The new unit combines the company’s resources in software, electrics and electronics development from the areas of driver assistance and automated driving, car multimedia as well as powertrain and body electronics under one roof.
Vehicle computers are a fast-growing market - Bosch is talking about a total market of currently 20 billion euros and a growth rate of 15 percent per year. The market is driven by car manufacturers' efforts to replace the numerous electronic control units (ECUs) scattered throughout the car with more centralised domain computers and, eventually, a central computer. This will result in electronics accounting for up to 30 percent of the vehicle's value in the future - today, the value of all chips and sensors combined amounts to just 10 percent of the vehicle's value.
The centralisation of computer functions is also part of Bosch's strategy: the company, which has so far provided specialised ECUs and driver assistance systems as well as the associated sensors and actuators, intends to soon also produce central computers for cockpit functions and body electronics. To this end, Bosch is relying on a scalable modular approach that can be tailored to all requirements from small cars to premium vehicles.

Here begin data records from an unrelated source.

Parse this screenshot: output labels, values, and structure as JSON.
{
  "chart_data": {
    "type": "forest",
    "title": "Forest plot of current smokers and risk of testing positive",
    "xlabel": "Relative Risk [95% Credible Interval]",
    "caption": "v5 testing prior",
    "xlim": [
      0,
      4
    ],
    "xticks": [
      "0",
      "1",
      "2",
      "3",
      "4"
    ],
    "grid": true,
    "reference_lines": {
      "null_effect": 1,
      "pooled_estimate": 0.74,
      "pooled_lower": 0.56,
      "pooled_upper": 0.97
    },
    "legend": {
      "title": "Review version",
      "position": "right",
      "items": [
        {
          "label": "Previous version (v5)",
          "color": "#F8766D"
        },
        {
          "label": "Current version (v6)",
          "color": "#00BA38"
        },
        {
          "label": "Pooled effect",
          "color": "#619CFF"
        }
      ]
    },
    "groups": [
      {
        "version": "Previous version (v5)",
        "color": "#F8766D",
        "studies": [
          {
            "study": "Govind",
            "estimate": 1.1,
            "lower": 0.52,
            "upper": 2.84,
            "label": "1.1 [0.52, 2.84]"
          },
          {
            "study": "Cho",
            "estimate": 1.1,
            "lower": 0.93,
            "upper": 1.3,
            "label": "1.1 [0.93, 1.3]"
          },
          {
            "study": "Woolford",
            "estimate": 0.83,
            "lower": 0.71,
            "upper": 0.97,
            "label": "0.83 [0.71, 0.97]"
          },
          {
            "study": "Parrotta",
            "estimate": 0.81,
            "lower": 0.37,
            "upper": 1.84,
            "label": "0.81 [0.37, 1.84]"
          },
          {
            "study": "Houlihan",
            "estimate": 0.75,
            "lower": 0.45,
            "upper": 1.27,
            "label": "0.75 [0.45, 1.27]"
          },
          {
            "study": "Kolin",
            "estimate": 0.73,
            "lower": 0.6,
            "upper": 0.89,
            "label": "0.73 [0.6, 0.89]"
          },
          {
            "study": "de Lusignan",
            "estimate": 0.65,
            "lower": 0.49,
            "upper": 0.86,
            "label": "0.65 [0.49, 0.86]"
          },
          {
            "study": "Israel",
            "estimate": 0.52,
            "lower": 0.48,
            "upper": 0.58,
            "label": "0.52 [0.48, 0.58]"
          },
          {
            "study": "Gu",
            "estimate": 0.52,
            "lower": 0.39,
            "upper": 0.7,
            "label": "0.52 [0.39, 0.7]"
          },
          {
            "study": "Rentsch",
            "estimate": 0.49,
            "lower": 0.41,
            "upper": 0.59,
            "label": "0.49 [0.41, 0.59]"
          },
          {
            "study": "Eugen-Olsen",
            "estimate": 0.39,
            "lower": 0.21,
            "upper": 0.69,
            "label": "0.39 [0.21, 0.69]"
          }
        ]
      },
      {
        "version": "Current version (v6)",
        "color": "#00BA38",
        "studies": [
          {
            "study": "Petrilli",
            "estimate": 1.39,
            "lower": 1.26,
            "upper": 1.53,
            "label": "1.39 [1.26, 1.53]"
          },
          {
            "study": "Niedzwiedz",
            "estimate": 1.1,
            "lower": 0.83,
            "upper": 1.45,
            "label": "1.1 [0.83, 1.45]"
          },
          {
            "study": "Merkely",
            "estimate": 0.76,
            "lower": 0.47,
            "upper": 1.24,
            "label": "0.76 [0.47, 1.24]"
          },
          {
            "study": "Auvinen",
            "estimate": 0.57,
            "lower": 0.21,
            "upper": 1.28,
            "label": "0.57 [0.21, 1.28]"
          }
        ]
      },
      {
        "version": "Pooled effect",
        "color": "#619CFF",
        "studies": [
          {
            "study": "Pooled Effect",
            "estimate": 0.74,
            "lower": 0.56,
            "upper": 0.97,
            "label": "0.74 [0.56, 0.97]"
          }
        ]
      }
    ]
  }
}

In doing so, Bosch is careful not to go too far out on a limb by committing itself to certain strategic partners and thereby possibly giving away market potential. "We work with all relevant semiconductor manufacturers," a company spokeswoman confirmed. In any case, the choice of chip suppliers in this computer league is quite clear; at best, there are only a handful of suppliers such as NXP, Nvidia, Renesas or Texas Instruments. Unlike competitors, Bosch avoids the impression to be too closely aligned to one partner. “It always depends on the customer”, the spokeswoman said.